Saying that “nothing in the emergency order requires any teacher or any student to return to the classroom,” a state appeals court Friday overturned a ruling that said Education Commissioner Richard Corcoran violated the Florida Constitution when he issued a July order aimed at reopening schools amid the COVID-19 pandemic.
A three-judge panel of the 1st District Court of Appeal, in a 31-page decision, flatly rejected the conclusions of Leon County Circuit Judge Charles Dodson, who in August sided with teachers unions that challenged Corcoran’s order. The unions argued, at least in part, that the order violated a constitutional guarantee of “safe” and “secure” public education.
The appeals court said the plaintiffs in the case lacked legal standing and were asking courts to decide “non-justiciable political questions.” Also the panel said the union’s arguments would require courts to violate the constitutional separation of powers and that they failed to show Corcoran’s order was “arbitrary and capricious.”
In addressing the standing issue, the appeals court said the plaintiffs “have not shown a causal connection between their alleged injury and implementation of the emergency order.”
“Their alleged injury --- being forced to return to the classroom --- stems from decisions made by school districts,” Judge Lori Rowe wrote in a decision joined by Judges Thomas Winokur and Harvey Jay. “School districts decide whether to reopen schools for in-person instruction. School districts assign teachers to classrooms and approve or deny their requested accommodations. And school districts decide whether to offer students the choice of online instruction.”
Rowe also wrote that Dodson’s ruling “reveals the perils of judicial decision-making in this policy-laden arena.”
“To measure whether the public school system is ‘safe’ and ‘secure,’ the trial court would need to identify standards to make that measurement --- beginning by evaluating the risks posed by COVID-19,” Friday’s decision said. “And even if the trial court were qualified to isolate and weigh the safety risks posed by the virus, whether it is safe enough to reopen schools is not a binary question answered with a simple yes or no based on the latest public health metrics on COVID-19. The court would still need to consider many other factors to determine whether the state met its obligation to provide for safe and secure schools.”
Corcoran issued the order as he and Gov. Ron DeSantis pushed for schools to reopen after being shuttered in March because of the pandemic. Students in the spring were shifted to online learning, but Corcoran and DeSantis argued that students and families should have a choice of in-person or online learning during the 2020-2021 school year.
The Florida Education Association statewide union and other plaintiffs, however, argued that teachers could be placed in unsafe situations if required to return to classrooms. Plaintiffs filed two lawsuits, which were subsequently consolidated, that challenged the constitutionality of the order.
A key issue in the dispute involved part of the order that dealt with the way public schools are funded. The order effectively conditioned a portion of money on school districts submitting reopening plans that included the use of brick-and-mortar classrooms, in addition to offering online alternatives.
In his Aug. 24 ruling granting a temporary injunction, Dodson said the order left school districts with “no meaningful alternative” about reopening classrooms.

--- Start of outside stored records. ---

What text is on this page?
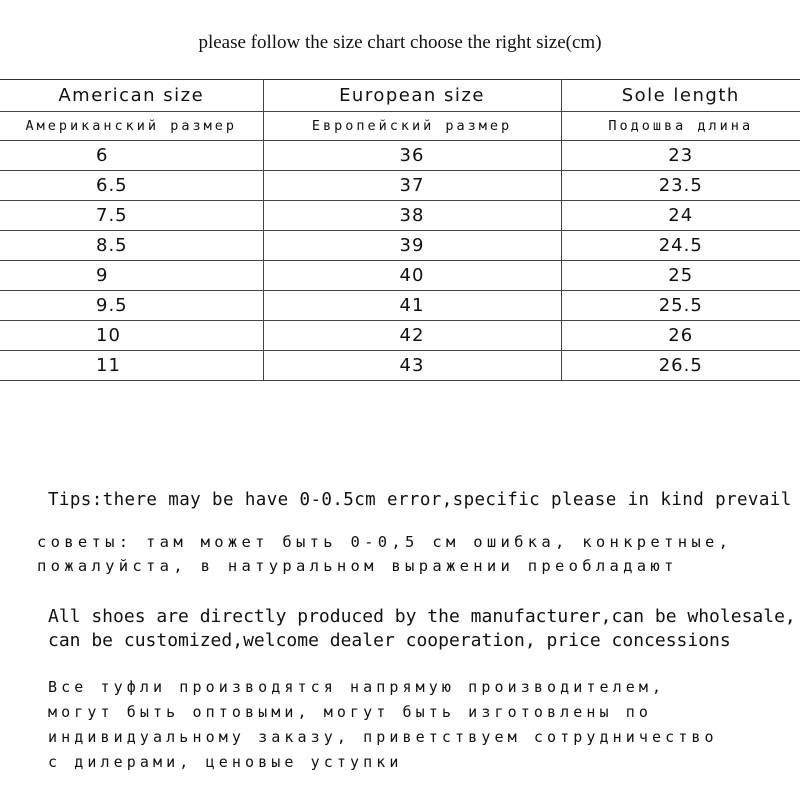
please follow the size chart choose the right size(cm)
American size	European size	Sole length
Американский размер	Европейский размер	Подошва длина
6	36	23
6.5	37	23.5
7.5	38	24
8.5	39	24.5
9	40	25
9.5	41	25.5
10	42	26
11	43	26.5
Tips:there may be have 0-0.5cm error,specific please in kind prevail
советы: там может быть 0-0,5 см ошибка, конкретные,
пожалуйста, в натуральном выражении преобладают
All shoes are directly produced by the manufacturer,can be wholesale,
can be customized,welcome dealer cooperation, price concessions
Все туфли производятся напрямую производителем,
могут быть оптовыми, могут быть изготовлены по
индивидуальному заказу, приветствуем сотрудничество
с дилерами, ценовые уступки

“An injunction in this case will allow local school boards to make safety determinations for the reopening of schools without financial penalty,” Dodson wrote. “This is what the local school boards were elected to do. Every witness testified that any decision to reopen schools should be based on local conditions. Reasoned and data-driven decisions based on local conditions will minimize further community spread of COVID-19, severe illness, and possible death of children, teachers and school staff, their families, and the community at large. Such local decisions unequivocally serve the public interest.”
But Rowe in Friday’s decision wrote that the state “presented multiple rational reasons for reopening schools, including evidence that many students would suffer educational, mental, and physical harms if they were unable to return to the classroom.” Also, the decision backed Corcoran on the financing issue.
“The offer to provide increased state funding to school districts that reopen for in-person instruction is also rational,” Rowe wrote. “Without action by the Legislature or statutory waivers under an executive order, school districts would receive funding under existing statutes and rules that tie funding to student enrollment and offer lower reimbursement for online classes. But because the commissioner exercised his discretion to provide waivers from the funding statutes and rules, school districts were eligible to receive increased funding. Even if student enrollment decreased and the number of students enrolling in online classes increased.”
Amid the legal battle, classrooms have opened at schools throughout the state, while many families have opted to have their children learn online because of the pandemic. The appeals court decision said Corcoran’s order gave school districts discretion about how to handle the situation.
“Nothing in the emergency order disturbs a school district’s discretion to determine when to reopen schools and whether to offer in-person instruction,” Rowe wrote. “In fact, the emergency order does not require school districts to do anything. Rather, school districts retain the discretion to continue to offer students the choice of in-person instruction, to require teachers to report for duty under their contracts, and to determine teaching assignments. And so, whether a school district assigns them to in-person or online instruction is a matter between those teachers and their employing school districts.”